The Daimler Truck and Volvo Group cellcentric joint venture is developing a more powerful and small NextGen fuel cell system. But don’t look for series production before the end of the decade. The system boasts peak power exceeding 350 kilowatts in a compact single system compared to the current cellcentric offering of 150kW. Volvo has shown two of the BZA150 stacks combined for a 300kW output.

The current cellcentric fuel cell — the BZA150 — will be followed by a single stack with more than twice the kilowatt output by late in the decade. (Photo: cellcentric)

In October, Daimler accomplished a 1,047-kilometer (650-mile) test run from Worth, Germany, to Berlin on a single fill of liquid hydrogen for the current fuel cell system.

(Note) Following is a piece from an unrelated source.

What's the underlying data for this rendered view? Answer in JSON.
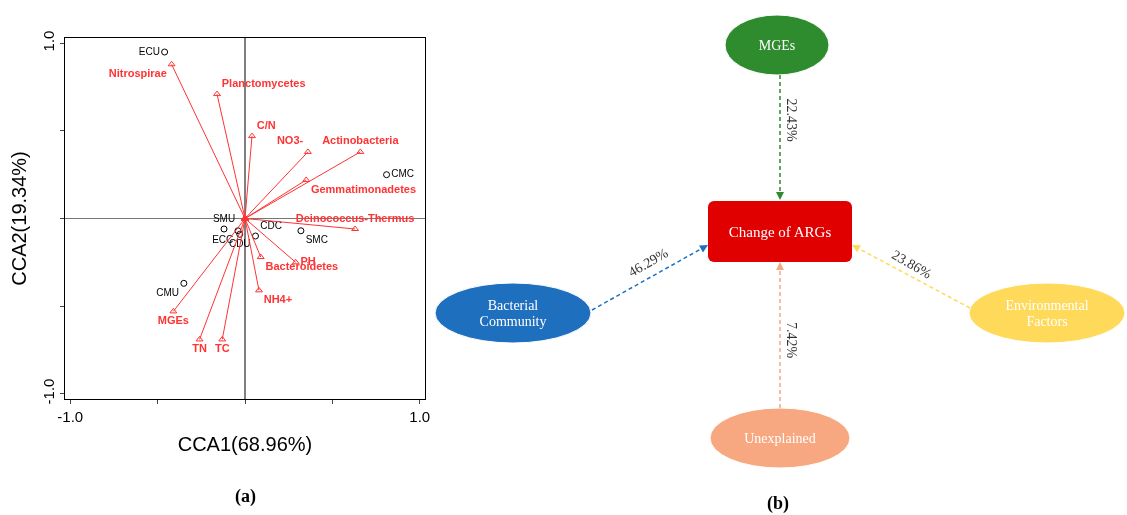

“During development, we specifically considered North American transportation requirements, especially regarding the long-haul segment,” Nicholas Loughlan, cellcentric chief technology office, said at the recent Advanced Clean Transportation Expo.

The lack of hydrogen fuel infrastructure allows cellcentric to take its time in bringing the advanced fuel cell system to North America. That allows time to work on cost of ownership, adherence to tougher nitrogen-oxide emissions coming later in the decade and recyclability.

“NextGen is engineered for high mileage and trimmed for cost efficiency to make it the absolute champ in operating costs for heavy-duty trucks,” Loughlan said.


Joe Adams, Kenworth chief engineer, provides a walkaround of the Paccar brand’s SuperTruck 2, including some advanced styling that suggests the “art of the possible” if not probable.

Briefly noted …

Air Products plans to build a network of permanent, commercial-scale, multimodal hydrogen refueling stations stretching from Northern California to Southern California. 

Electric truck batteries are hardly old, but Daimler Truck North America is preparing for what happens in their second life after their transportation value is exhausted.

Hyliion has begun producing additive manufacturing of parts for its Karno generator at its Austin, Texas, headquarters in addition to operations in suburban Cincinnati. 

Hexagon Purus will supply components to Toyota Motor North America  for serial production of its heavy-duty fuel cell electric powertrain kits in Kentucky. 

Clean Energy Fuels has opened two new renewable natural gas stations for heavy-duty trucks in Southern California, increasing its footprint for offering low-carbon fuels.

Toyota Motor Corp.-owned Hino Motors is closing a plant in Marion, Arkansas, cutting 1,300 parts-making jobs.